Title | What Is an American Muslim? PDF eBook |
Author | ʻAbd Allāh Aḥmad Naʻīm |
Publisher | Oxford University Press |
Pages | 234 |
Release | 2014-03 |
Genre | Political Science |
ISBN | 0199895694 |
Abdullah An-na'im offers a pioneering exploration of American Muslim citizenship and identity, arguing against the prevalent emphasis on majority-minority politics and instead promoting a shared citizenship that both accommodates and transcends religious identity. Many scholars and community leaders have called on American Muslims to engage with or integrate into mainstream American culture. Such calls tend to assume that there is a distinctive, monolithic, minority religious identity for American Muslims. Rejecting the closed categories that determine the minority status of a particular group and that, in turn, impede active, engaged citizenship, An-na'im draws attention to the relational nature of identity, emphasizing a common base of national membership and advancing a legal approach to a public recognition of a person's status as citizen. Rather than perceive themselves or accept being perceived by others as a monolithic minority, he argues, American Muslims should view themselves as American citizens who happen to be Muslims. As American citizens, they share a vast array of identities with other American citizens, whether ethnic, political, or socio-economic. But none of these identities qualify or limit their citizenship. An-na'im urges members of the American Muslim community to take a proactive, affirmative view of their citizenship in order to realize their rights fully and fulfill their obligations in social and cultural as well as political and legal terms. He shows that the freedom to associate with others in order to engage in civic action to advance rights and interests is integral to the underlying rationale of citizenship and not something that must be relinquished to become an American citizen. What Is an American Muslim? provides acute insight into the nature of citizenship and identity, the place of religious affiliation in American society, and what it means to share in a collective identity.

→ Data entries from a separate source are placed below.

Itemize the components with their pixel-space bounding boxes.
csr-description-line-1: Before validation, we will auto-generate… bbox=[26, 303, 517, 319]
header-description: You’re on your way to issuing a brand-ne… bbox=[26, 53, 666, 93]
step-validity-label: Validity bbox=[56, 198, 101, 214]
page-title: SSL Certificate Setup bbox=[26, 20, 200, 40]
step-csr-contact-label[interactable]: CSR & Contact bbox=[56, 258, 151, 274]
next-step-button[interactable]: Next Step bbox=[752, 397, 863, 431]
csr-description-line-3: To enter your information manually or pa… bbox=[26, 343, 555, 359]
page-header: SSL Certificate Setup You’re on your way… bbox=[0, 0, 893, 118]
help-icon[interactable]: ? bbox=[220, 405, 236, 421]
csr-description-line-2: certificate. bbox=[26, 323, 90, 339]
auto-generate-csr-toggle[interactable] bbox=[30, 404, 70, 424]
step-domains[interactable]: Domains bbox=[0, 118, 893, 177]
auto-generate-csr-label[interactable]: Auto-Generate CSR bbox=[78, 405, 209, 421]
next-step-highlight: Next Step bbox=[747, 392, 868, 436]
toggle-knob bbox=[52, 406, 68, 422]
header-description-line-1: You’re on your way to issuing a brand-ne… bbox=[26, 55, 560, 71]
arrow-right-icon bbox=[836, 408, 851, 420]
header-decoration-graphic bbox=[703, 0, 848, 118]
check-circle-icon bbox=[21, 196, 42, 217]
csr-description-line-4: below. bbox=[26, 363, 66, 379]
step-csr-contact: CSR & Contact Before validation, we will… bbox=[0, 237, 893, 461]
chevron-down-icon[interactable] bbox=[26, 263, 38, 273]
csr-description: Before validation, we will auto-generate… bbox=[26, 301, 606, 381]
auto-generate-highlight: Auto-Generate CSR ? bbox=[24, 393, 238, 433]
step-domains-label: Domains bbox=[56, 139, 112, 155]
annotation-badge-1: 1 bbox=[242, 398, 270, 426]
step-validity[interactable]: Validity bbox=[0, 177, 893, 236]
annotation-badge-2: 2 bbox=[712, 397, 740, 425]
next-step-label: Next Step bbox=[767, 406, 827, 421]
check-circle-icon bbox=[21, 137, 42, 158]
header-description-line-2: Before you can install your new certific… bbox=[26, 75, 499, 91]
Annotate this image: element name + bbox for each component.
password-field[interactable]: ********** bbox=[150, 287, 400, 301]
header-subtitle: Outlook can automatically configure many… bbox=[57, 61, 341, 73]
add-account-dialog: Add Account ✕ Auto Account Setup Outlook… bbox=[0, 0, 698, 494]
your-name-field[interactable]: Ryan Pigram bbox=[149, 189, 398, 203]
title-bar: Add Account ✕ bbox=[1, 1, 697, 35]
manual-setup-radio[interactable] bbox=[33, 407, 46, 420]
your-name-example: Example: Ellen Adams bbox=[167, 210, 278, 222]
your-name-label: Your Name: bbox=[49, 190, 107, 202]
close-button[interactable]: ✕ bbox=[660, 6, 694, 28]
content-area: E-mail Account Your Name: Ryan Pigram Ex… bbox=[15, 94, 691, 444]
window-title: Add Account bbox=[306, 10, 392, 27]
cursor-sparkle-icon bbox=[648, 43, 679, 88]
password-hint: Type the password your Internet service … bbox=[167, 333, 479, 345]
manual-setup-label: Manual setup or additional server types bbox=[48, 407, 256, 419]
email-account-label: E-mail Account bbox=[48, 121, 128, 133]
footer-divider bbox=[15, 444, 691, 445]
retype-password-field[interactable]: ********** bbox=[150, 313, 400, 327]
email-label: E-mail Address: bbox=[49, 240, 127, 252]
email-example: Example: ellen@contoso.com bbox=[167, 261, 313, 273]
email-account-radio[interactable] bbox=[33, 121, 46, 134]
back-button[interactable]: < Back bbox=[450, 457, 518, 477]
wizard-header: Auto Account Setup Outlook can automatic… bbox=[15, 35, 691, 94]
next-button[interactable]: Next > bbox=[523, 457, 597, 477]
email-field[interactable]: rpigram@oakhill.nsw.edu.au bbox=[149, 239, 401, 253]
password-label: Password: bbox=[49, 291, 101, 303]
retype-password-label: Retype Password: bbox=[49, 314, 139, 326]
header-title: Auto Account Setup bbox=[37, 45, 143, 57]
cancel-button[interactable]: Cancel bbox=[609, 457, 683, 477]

Embracing Muslims in a Catholic Land: Rethinking the Genesis of Islām in Mexico
Title | Embracing Muslims in a Catholic Land: Rethinking the Genesis of Islām in Mexico PDF eBook |
Author | Jonathan Benzion |
Publisher | BRILL |
Pages | 261 |
Release | 2022-02-28 |
Genre | Social Science |
ISBN | 9004510311 |
This work is an academic pursuit that aims to produce innovative scholarly general interest that explores, through a fresh perspective and from a historical approach and a multidisciplinary angle, an understudied subject of Colonial and Early Independent Mexico’s History: Islam.